Bull’s article doesn’t have the percentages for each Hispanic subgroup. But Adam C. Smith’s 2004 article in the St. Petersburg Times, “Parties court the ultimate swing vote: Florida’s Hispanics,” has a sidebar chart that indicates 31.1 percent of Florida Hispanics are Cuban, 18 percent Puerto Rican, 13.6 Mexican and 37.4 “other Hispanic and Latino.”
Adds Smith:

Hispanics account for about 12 percent of Florida’s electorate. The share made up of faithfully Republican Cuban-Americans has dropped from at least 80 percent a decade ago to 60 percent today. In 2000, Bush won 80 percent of the Cuban vote in Florida, while Gore won 60 percent of the non-Cuban Hispanic vote.

Victor Manuel Ramos notes in his Orlando Sentinel article, published by HispanicBusiness.com:

There are more than 1.1 million Hispanic voters statewide, including 207,000 in Central Florida. And they are the only major voter group that has grown — by 8,300 — since 2006. Statewide, a majority are Republicans.
By contrast, 42 percent of Central Florida’s Hispanics are registered Democrats, compared with 22 percent Republicans. That party alignment may explain why candidates haven’t invested much here.
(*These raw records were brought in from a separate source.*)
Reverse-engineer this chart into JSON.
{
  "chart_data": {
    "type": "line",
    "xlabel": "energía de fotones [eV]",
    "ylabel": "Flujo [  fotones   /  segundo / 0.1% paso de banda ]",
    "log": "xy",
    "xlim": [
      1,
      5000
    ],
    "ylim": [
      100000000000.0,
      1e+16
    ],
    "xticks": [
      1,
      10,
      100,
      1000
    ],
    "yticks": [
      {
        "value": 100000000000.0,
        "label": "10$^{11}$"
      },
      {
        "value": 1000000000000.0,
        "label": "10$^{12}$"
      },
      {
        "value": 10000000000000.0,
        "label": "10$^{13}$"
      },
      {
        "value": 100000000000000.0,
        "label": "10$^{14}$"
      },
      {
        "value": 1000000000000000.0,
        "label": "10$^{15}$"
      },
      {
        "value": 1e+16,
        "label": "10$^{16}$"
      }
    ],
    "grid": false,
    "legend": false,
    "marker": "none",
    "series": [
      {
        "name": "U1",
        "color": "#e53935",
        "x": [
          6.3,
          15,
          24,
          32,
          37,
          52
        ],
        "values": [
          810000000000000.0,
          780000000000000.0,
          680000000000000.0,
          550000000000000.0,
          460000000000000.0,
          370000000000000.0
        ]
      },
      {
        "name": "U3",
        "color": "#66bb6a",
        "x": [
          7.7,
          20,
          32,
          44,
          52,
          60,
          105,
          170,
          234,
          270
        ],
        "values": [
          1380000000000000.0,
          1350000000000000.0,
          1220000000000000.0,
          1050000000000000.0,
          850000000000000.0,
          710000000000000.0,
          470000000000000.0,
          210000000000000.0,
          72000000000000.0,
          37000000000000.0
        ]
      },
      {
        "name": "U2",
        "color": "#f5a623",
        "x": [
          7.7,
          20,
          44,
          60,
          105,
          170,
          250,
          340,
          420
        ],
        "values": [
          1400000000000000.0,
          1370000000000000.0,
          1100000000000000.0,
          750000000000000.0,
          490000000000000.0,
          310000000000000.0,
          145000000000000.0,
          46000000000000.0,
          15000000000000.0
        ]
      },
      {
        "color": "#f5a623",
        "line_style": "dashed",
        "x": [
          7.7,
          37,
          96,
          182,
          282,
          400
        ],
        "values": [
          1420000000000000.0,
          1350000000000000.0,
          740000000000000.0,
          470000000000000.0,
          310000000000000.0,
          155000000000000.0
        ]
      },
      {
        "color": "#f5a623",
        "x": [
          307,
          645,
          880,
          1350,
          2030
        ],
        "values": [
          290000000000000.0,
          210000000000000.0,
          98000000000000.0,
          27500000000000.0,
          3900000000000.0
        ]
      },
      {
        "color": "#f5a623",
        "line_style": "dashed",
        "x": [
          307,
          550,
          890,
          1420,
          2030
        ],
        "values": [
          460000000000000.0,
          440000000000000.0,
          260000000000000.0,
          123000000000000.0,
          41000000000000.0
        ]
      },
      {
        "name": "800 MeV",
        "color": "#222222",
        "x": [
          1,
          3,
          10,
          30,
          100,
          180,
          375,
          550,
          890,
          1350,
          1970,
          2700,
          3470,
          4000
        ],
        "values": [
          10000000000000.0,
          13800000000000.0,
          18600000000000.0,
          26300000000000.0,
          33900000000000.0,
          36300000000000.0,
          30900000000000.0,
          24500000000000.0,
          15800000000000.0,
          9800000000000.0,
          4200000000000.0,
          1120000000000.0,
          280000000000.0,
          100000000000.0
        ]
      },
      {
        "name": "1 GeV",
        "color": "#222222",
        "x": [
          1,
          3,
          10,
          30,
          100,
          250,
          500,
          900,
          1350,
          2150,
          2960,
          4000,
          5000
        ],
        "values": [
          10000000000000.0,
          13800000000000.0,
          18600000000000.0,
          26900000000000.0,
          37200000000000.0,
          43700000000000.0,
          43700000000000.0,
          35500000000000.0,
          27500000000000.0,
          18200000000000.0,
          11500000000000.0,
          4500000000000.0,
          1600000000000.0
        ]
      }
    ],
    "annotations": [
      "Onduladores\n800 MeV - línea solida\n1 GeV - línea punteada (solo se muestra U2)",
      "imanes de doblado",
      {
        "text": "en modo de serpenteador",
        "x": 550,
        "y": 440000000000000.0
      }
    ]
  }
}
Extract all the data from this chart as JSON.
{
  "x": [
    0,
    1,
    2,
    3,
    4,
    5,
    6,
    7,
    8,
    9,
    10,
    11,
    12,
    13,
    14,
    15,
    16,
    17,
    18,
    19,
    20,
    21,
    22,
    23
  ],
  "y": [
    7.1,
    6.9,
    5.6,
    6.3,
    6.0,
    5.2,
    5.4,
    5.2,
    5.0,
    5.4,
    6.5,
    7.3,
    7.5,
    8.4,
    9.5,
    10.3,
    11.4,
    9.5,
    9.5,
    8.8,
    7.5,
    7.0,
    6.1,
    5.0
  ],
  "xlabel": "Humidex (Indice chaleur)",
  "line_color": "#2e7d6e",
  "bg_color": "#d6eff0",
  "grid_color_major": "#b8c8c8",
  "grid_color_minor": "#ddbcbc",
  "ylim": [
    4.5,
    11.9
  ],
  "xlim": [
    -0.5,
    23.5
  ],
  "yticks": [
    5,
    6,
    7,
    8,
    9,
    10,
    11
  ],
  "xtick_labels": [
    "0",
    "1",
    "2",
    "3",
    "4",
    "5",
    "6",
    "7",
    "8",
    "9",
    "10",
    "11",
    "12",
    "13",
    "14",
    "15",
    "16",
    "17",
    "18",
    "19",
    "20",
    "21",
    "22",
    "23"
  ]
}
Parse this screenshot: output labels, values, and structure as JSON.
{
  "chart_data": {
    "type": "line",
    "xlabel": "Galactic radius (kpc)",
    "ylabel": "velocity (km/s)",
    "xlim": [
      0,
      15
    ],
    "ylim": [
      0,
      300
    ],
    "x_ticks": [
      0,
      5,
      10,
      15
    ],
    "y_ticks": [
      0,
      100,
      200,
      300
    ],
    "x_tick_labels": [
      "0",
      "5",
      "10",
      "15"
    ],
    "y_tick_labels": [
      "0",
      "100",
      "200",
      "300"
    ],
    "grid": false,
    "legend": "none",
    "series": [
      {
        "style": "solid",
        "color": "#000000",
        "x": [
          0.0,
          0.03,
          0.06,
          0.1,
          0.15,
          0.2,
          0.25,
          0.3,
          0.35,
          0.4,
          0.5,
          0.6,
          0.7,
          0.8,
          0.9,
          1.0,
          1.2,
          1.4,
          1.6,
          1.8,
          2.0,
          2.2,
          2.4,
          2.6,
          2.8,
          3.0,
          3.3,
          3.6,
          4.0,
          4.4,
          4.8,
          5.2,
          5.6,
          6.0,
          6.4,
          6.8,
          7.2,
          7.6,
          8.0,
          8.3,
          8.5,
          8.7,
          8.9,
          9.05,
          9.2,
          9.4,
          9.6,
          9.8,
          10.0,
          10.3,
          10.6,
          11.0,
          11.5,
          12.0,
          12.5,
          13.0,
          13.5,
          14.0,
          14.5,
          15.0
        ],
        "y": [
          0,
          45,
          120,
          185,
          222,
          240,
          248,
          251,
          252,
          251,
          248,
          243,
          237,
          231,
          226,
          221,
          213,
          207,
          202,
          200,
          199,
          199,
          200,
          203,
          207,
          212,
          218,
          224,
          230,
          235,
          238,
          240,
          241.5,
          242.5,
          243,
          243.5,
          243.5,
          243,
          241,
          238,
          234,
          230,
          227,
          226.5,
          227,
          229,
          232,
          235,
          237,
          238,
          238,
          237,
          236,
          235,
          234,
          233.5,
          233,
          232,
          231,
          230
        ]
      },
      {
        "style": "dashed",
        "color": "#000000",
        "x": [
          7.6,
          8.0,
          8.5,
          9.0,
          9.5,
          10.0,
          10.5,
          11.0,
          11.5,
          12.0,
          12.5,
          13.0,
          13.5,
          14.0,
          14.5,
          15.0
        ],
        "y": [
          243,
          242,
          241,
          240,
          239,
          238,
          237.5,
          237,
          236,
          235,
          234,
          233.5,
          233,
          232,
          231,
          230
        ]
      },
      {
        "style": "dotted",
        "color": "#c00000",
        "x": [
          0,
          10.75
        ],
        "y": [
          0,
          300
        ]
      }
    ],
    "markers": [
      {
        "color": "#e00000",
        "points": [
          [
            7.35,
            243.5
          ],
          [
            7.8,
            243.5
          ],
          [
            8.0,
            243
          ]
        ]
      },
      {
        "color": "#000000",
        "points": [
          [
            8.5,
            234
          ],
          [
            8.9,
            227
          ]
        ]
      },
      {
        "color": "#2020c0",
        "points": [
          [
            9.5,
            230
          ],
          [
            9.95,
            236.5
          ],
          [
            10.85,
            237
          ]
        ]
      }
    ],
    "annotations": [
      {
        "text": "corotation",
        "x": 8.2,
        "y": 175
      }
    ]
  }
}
Pozo has this to say about the ideologial breakdown:

The difference is in ideology. The Cuban-American community is more conservative and likes the Republican Party more than the Democrats. The Hispanic people in Central Florida are more inclined to the Democratic Party, and of course they feel different in so far as foreign relations.

Bull discusses the play of key issues of concern to Florida Hispanics, including: immigration; a high rate of foreclosures; health care reform; high drop-out rates; a depressed construction industry and the economy in general. Bull’s article links to a BBC demographic profile of Florida, which notes that seniors are 18 percent of the state population — the highest percentage in the nation.
Winning votes of Florida’s complex Hispanic demographic is a tricky challenge for Democrats. But with 27 electoral votes at stake, it’s not one Dems can afford to overlook.